Abstract

A low temperature catalytic growth of orderly ultrathin silicon nanowires (SiNWs) is desirable for the construction of monolithic 3D stacked electronics but usually suffers a large diameter fluctuation and a low growth deployment rate (GDR). In this work, the ultra-confined growth dynamics of in-plane solid–liquid–solid SiNWs within narrow groove tracks has been systematically investigated, and a converging-guiding-track strategy is proposed and testified to accomplish 100% GDR of ultra-dense and uniform SiNW array, with diameter and spacing of only Dnw = 22.5±3.5 nm and 25 nm, respectively.

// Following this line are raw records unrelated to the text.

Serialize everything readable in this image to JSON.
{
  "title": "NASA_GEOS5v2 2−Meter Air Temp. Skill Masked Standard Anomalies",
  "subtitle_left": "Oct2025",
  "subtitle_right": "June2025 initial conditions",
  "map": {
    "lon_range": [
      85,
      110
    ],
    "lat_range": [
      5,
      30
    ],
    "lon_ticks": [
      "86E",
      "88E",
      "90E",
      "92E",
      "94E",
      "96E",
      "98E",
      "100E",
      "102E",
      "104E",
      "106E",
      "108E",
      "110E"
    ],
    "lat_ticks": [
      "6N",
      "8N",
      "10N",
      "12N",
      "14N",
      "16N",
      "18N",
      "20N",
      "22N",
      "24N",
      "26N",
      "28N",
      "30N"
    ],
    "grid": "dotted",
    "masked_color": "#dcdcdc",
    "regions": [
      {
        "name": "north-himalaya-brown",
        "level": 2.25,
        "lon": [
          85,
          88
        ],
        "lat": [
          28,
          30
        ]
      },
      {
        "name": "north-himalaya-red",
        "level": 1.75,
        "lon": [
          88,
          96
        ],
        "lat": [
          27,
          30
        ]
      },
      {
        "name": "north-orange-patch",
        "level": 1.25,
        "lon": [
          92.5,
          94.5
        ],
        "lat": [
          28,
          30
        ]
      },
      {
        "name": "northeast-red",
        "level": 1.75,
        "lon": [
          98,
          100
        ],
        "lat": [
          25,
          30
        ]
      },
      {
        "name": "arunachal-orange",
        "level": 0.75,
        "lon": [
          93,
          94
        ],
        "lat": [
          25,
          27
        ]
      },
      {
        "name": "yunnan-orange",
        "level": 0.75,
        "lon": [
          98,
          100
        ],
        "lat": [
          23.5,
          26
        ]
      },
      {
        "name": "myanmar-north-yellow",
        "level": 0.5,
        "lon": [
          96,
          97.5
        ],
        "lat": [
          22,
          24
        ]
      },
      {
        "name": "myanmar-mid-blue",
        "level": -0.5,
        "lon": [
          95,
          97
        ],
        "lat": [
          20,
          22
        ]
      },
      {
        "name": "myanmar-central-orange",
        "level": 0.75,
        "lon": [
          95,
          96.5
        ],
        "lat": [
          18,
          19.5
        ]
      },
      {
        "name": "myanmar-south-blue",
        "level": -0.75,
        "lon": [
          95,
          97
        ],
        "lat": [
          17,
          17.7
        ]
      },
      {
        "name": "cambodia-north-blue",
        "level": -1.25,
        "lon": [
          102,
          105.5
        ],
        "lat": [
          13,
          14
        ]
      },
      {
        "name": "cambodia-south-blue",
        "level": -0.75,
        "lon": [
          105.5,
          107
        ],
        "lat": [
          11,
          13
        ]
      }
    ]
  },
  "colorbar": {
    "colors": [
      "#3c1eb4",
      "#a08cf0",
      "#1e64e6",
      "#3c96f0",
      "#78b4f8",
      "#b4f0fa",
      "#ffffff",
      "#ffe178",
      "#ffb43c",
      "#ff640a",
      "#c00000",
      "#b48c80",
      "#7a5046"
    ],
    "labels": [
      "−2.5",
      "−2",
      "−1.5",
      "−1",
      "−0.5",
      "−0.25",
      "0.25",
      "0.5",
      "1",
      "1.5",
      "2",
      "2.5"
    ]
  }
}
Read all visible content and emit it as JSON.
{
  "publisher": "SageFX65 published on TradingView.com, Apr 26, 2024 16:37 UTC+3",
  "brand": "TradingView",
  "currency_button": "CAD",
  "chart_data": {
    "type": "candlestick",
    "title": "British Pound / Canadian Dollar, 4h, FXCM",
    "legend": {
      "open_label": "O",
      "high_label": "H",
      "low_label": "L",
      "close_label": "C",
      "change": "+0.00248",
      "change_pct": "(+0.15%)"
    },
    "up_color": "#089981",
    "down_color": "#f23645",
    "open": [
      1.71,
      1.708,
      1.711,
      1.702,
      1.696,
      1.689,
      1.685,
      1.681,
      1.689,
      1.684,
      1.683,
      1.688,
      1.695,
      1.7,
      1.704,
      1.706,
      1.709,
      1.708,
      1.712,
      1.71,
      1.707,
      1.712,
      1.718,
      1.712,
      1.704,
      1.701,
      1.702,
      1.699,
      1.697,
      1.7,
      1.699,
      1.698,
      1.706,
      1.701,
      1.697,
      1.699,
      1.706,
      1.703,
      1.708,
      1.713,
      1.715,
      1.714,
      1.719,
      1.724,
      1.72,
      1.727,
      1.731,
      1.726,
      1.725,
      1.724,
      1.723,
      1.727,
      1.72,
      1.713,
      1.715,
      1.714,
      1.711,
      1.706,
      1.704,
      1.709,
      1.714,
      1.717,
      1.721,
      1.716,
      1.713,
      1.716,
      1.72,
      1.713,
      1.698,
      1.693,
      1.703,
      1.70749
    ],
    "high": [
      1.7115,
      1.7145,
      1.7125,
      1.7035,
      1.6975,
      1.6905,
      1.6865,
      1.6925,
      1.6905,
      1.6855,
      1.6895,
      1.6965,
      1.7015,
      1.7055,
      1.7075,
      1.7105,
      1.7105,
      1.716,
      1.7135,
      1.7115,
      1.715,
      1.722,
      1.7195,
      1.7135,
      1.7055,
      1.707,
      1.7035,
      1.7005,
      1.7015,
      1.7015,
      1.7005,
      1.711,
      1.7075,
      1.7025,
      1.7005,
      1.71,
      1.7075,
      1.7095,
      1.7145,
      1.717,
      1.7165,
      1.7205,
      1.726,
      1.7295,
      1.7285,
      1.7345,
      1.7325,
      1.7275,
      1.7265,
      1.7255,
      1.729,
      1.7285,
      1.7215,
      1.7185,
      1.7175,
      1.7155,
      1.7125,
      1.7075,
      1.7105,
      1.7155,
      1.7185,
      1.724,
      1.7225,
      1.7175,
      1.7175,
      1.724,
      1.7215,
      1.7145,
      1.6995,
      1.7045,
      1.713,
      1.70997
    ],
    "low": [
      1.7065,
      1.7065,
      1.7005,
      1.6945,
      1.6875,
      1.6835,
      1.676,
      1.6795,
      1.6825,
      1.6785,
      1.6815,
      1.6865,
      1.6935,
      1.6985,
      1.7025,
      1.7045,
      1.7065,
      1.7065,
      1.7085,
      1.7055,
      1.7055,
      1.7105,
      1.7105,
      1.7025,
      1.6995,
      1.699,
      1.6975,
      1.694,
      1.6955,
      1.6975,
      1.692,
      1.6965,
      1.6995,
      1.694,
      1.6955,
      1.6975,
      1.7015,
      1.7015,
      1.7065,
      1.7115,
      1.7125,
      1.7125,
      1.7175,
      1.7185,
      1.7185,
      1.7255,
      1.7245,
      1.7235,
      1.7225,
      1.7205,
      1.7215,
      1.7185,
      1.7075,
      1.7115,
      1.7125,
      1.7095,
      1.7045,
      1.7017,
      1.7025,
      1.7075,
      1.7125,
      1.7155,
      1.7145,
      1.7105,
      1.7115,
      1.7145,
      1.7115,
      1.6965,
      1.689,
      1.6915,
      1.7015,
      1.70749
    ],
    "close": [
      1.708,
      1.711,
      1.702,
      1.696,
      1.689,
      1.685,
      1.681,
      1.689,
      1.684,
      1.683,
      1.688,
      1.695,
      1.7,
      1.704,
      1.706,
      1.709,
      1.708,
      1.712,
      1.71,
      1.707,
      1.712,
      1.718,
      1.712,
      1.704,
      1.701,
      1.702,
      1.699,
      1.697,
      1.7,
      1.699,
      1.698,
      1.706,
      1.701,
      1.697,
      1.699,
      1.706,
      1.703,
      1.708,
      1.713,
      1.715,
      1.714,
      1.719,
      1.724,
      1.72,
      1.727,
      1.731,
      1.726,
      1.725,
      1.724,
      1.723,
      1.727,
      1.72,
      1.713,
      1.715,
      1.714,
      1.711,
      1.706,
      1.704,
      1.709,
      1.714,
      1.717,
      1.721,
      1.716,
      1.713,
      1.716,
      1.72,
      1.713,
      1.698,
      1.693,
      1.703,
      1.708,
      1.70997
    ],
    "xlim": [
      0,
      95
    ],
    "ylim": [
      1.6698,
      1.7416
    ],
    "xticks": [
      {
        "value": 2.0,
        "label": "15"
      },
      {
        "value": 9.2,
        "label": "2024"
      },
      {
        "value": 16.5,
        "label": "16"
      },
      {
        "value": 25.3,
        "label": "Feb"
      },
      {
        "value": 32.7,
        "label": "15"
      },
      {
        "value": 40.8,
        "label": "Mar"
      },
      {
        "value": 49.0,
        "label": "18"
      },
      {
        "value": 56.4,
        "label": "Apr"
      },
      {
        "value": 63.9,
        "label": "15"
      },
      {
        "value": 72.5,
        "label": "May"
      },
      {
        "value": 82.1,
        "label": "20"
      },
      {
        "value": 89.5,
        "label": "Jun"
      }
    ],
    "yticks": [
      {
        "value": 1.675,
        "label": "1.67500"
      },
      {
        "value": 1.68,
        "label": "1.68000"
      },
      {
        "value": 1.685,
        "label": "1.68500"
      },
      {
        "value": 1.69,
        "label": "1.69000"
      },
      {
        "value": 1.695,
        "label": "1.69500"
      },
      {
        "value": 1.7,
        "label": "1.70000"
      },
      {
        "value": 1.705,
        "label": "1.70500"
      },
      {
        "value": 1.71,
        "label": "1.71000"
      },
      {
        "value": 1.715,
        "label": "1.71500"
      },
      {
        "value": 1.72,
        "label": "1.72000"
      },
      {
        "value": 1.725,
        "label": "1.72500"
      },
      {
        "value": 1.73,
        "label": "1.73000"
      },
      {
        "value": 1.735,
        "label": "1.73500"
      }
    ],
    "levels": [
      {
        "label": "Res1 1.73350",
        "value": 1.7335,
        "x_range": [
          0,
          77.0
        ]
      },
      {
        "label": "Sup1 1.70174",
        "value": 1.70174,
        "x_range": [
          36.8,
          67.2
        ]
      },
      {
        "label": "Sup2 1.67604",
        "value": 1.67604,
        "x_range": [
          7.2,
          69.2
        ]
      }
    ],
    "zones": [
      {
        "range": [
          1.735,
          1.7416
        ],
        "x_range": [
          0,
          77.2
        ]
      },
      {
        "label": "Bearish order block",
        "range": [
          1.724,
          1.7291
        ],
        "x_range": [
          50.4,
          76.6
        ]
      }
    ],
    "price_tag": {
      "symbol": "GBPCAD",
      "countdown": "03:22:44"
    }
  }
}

Despite a low temperature growth at 350 °C, the SiNWs are found to be all monocrystalline and Si⟨100⟩ oriented, while prototype Schottky barrier tunneling field effect transistors built on the SiNW channels demonstrate a high Ion/off ratio and subthreshold swing of >105 and 197 mV dec−1. This new strategy complements a long-missing key capability of catalytic growth approach to serve a reliable integration technology of ultrafine high quality 1D c-Si channels, without the need of preexisting wafer substrate, for a wide range of 3D electronics, neuromorphic, and logic-in-memory functionalities.